Putting our shoes back on, we scrambled up the other side and soon located the track that would take us back to the car and train station.
It was getting dark when we came across another group setting up their tents next to a small creek. Glad to be on a walking track, we donned headlamps and trudged up the hill. I felt a little bad that we where finishing so late and hoped I hadn’t scared anyone away. I think it was Alice’s first trip – she did really well! I think we where all happy to reach the station.

Yumi and I wanted to top up our water bottles… we managed to find a hole at the top of a water tank. It turns out the water may not have been the best as Yumi and I both had upset stomachs the next day 🙁

We left the others at the station and drove around to the other side of where we where camping (for a shorter walk in).
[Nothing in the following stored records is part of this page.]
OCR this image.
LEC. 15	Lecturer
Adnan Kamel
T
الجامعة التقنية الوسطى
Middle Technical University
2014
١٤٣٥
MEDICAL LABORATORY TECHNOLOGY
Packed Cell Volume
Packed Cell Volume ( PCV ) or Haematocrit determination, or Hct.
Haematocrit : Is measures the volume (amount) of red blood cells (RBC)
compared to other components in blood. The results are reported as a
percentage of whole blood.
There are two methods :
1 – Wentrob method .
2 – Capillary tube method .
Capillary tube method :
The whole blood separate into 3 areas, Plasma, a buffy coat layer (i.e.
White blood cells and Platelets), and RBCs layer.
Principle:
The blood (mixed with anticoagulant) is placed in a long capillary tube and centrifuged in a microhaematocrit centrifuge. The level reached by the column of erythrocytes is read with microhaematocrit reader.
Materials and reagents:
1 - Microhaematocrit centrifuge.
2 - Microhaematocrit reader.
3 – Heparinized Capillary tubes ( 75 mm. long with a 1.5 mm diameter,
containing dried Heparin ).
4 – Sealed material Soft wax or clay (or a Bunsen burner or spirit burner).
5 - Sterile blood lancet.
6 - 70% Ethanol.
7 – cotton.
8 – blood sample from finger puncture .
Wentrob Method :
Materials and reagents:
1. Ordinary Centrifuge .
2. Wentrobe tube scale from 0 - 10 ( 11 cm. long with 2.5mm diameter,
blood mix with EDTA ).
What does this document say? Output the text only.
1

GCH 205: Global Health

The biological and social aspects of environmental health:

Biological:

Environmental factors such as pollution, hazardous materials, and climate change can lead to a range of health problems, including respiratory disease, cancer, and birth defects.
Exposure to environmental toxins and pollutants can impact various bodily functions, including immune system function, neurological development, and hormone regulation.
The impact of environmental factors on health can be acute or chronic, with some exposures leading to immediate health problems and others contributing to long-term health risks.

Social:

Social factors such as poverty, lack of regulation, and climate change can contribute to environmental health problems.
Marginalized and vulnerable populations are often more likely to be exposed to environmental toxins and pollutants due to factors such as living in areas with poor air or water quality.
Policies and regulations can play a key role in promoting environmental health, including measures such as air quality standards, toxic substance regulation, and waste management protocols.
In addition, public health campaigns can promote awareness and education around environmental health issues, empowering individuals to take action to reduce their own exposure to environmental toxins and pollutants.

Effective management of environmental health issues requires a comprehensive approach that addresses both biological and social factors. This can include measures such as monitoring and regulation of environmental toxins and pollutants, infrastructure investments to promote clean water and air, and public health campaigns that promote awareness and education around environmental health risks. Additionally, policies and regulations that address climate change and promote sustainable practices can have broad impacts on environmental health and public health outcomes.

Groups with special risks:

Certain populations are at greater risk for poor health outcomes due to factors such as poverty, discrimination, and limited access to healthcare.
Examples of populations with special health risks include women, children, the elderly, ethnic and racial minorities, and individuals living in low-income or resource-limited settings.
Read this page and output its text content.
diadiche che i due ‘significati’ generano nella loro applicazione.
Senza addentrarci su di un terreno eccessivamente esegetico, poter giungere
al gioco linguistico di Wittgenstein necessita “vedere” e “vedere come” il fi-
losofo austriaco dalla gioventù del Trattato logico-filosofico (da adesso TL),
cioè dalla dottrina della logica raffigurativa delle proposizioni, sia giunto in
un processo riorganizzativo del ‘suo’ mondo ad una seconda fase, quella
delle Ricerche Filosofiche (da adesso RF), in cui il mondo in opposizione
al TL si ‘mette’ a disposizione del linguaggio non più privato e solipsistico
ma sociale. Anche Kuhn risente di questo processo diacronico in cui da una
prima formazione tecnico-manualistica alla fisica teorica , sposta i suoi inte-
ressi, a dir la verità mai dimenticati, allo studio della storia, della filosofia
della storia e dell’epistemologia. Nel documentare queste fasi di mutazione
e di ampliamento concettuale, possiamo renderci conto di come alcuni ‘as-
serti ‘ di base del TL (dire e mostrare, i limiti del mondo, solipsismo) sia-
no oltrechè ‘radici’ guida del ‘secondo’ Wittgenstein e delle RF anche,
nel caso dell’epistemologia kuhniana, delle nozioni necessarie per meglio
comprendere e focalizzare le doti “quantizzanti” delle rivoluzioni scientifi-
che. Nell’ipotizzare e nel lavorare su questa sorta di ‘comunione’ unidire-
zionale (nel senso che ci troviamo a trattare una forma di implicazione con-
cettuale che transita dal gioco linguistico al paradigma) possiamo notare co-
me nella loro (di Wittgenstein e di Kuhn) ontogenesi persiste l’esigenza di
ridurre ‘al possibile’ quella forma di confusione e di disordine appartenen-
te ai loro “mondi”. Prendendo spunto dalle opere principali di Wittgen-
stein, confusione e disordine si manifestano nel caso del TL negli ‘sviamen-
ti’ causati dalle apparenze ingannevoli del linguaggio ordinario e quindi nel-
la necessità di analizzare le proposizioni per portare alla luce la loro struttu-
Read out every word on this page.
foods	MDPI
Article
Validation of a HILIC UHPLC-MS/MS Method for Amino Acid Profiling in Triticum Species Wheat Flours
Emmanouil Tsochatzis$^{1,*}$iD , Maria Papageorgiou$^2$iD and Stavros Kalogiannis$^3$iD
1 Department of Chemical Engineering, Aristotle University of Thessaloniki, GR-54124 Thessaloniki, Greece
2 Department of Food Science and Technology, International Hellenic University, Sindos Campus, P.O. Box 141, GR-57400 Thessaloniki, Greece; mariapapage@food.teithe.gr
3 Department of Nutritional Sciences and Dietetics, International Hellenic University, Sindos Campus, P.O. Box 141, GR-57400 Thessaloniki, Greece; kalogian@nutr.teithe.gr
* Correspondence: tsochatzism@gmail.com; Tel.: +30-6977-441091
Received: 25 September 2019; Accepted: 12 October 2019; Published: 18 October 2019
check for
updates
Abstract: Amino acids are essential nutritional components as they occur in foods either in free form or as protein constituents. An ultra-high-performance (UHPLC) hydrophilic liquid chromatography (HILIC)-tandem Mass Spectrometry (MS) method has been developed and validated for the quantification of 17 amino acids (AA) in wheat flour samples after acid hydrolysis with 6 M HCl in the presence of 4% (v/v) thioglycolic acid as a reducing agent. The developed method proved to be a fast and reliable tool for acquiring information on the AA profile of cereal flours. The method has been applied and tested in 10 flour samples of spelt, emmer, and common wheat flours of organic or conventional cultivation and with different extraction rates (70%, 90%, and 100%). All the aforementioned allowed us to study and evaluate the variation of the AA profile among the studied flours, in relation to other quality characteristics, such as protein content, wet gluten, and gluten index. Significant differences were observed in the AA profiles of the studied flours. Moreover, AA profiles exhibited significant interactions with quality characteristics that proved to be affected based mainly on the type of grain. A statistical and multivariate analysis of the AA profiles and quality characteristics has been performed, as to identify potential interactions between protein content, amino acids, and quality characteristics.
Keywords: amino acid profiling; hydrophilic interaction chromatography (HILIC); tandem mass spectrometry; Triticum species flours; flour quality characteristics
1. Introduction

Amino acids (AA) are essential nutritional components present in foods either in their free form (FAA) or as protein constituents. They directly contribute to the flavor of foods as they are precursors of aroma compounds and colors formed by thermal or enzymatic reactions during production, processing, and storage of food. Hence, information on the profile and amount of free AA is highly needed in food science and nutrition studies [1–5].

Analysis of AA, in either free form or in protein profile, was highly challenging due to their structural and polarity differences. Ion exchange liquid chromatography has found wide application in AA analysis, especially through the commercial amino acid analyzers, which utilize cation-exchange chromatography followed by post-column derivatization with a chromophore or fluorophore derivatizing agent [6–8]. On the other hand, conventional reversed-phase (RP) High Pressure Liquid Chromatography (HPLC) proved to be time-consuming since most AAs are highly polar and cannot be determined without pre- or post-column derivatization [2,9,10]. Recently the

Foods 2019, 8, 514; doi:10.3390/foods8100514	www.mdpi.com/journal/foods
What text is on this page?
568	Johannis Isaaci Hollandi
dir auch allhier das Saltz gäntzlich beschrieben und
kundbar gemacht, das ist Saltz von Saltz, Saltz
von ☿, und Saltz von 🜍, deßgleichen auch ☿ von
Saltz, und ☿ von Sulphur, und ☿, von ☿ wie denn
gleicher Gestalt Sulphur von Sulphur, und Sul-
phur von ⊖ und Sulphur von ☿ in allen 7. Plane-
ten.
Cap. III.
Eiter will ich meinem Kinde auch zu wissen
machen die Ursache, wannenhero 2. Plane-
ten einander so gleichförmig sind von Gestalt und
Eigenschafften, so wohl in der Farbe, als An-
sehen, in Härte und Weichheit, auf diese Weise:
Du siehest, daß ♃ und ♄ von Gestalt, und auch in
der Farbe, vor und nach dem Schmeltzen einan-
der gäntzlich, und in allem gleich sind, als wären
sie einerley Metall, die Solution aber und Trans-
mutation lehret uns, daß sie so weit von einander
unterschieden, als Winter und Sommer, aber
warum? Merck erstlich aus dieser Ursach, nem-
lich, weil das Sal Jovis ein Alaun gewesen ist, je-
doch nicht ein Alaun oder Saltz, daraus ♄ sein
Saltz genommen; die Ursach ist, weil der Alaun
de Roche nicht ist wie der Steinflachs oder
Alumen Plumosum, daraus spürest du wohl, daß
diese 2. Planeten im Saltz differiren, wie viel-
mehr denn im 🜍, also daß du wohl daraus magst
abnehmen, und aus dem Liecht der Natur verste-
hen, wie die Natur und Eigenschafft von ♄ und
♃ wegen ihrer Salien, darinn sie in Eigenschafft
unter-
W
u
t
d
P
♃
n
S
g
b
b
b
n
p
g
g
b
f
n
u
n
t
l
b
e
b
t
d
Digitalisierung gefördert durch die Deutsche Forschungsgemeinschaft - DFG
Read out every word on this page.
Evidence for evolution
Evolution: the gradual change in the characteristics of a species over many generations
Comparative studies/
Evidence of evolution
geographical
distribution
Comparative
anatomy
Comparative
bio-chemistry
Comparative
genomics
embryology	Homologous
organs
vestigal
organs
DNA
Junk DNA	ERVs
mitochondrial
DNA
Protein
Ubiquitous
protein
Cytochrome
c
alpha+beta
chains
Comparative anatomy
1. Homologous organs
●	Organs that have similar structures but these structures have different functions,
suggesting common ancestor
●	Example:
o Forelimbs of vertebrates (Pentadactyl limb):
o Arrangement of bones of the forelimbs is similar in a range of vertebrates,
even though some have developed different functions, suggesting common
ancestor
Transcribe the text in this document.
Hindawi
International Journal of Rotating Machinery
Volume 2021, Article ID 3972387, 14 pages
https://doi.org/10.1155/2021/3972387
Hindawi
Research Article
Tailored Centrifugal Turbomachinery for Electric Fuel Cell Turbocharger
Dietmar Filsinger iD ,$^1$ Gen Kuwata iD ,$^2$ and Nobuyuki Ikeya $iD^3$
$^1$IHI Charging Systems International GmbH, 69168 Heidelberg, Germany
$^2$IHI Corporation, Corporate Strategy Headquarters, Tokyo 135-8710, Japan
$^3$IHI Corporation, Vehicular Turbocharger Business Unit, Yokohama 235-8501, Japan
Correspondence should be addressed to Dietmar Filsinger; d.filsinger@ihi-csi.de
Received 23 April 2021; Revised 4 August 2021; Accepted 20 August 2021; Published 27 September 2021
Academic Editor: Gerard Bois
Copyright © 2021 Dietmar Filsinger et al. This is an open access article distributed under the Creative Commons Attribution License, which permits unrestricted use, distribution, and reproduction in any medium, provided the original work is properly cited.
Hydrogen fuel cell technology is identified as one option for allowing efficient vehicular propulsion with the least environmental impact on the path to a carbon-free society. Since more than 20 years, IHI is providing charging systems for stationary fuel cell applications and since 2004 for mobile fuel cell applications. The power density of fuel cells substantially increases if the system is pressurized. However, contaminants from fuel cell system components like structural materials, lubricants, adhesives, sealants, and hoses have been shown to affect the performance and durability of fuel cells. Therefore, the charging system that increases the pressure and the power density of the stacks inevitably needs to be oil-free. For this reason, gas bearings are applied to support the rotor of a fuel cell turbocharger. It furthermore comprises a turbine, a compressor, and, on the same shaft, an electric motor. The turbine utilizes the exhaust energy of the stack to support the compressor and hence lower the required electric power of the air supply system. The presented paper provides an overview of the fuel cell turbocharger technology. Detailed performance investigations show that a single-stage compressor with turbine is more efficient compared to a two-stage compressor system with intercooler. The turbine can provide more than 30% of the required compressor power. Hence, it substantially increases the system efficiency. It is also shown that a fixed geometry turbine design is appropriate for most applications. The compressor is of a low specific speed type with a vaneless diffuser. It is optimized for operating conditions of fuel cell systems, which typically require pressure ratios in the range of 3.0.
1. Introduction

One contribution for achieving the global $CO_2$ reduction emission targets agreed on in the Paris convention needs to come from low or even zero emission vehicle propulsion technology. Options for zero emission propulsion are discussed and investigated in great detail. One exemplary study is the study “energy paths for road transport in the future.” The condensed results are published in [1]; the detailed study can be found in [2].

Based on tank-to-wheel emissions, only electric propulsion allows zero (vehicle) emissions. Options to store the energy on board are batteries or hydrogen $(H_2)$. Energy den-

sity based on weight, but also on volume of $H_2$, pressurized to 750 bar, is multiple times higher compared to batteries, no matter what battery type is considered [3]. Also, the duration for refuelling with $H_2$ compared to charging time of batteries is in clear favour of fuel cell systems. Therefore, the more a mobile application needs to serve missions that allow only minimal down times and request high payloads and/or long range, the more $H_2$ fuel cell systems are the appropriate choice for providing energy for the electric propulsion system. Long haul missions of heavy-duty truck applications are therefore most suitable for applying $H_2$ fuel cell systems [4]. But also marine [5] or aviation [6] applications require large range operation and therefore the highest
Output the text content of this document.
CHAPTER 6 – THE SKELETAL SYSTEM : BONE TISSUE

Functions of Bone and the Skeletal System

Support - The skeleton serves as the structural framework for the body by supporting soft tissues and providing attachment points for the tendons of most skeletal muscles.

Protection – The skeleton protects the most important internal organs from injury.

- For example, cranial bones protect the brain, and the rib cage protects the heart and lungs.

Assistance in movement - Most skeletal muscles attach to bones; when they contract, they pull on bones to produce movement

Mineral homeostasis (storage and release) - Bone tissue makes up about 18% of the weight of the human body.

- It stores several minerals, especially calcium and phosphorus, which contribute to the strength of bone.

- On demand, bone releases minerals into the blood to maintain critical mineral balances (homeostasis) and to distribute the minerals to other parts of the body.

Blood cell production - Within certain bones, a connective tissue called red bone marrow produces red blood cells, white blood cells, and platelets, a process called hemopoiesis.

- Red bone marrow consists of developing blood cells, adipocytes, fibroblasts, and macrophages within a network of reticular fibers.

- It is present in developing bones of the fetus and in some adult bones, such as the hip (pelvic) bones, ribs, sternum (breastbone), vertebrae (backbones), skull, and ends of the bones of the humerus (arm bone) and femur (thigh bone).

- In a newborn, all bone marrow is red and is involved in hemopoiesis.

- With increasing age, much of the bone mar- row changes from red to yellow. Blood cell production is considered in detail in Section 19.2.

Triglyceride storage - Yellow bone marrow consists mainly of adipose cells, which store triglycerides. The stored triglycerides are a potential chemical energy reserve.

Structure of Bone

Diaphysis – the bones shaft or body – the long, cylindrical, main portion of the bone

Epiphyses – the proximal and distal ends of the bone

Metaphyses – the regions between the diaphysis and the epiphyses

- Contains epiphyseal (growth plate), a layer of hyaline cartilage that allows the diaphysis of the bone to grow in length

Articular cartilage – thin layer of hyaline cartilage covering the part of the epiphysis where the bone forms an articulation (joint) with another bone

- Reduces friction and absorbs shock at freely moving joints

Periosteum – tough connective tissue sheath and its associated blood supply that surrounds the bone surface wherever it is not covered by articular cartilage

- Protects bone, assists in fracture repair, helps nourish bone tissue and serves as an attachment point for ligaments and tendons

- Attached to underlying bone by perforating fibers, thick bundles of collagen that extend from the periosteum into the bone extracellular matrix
Some cooees, helped locate the others, and we soon joined them around the fire for dinner and then cheese and crackers (yay!).

It was cloudier than expected which boded well for keeping the temperature up… But it did mean that my star gazing was less successful than I had hoped. I wanted to try my luck at catching the tail of the Perseids and Leonids.
The only patch of clear sky was above the colliery which had so many lights I soon retuned deterred to camp.



We woke perhaps a little later than we should have; by the time we where piling into my car we where already supposed to be at the station 😛
We zoomed around to the station where we found Katy waiting. The others decided to head home for work, relaxing and whatever else.

Katy and I waited some time for another person, but soon decided they where a “no-show” – I got a message from them a couple of days later asking who had tried to ring them – slightly amusing 😉

We headed off along the same ridge as the day before, but had quite a different route planned.

After visiting the same inspection site we continued downstream using the many natural bridges to cross from one side to the other.




Katy’s knowledge of bush flora and fauna is much better than mine enabling me to learn a few new plants. I’m finding that extending your knowledge of the bush opens up a whole new facet of enjoyment whilst on bushwalks. At lunch we where joined by a grey shrike thrush which had an impressive repertoire and apparently dabbles in a bit of song mimicry (like the more well known lyre bird).

Continuing along the side of Wollangambe we found a number of sundews (or Drosera) which is an interesting carnivorous plant that likes to grow in wet areas (Ruby reminded me of these on the Saturday – but I didn’t see any then). We also came across quite a number of sawfly larvae(?) which seemed to love the fresh gum leaves by the river.


We crossed over a side creek teeming with small fish – in antithesis to the lifeless waters of the Wollangambe. Upon the ridge we passed an area carpeted with the dried remains of pink flannel flowers – it would have been quite a sight a few weeks ago!
At the top of the ridge we also came across a grove of Xanthorrhoea which have also been doing really well after the recent fires.

Continuing out on the ridge, I learnt not to use the bark to differentiate between tea trees (this includes the Melaleuca or paperbark) and Geebungs (Persoonia).  Apparently you can crush up the tea tree leaves for a natural antiseptic (and I think Les told me that you can make up a poultice from trips of bark). You can also eat the fruit from the Geebungs (Les informs me they are identifiable via the small antenna).

It was still relatively early when we arrived at the car, we considered visiting some natural attractions nearby, but in the end called it a day.
I visited a few friends on the way home.



Thanks everyone for a fun weekend!

The EPA have issued Clarence Colliery a new clean up notice. Clean Up Action 2 reads:
The licensee, on receipt of this Clean-Up Notice, must remove accumulated deposits of coal fines within the Wollangambe River where they can be removed by either manual methods as observed by the EPA on 12 August 2015 or the use of a suction pump as observed by the EPA on 17 August 2015, by Tuesday 15 September 2015.

The maximum corporation penalty for not complying with the notice is $1,000,000 and a further $120,000 for each day the offence continues.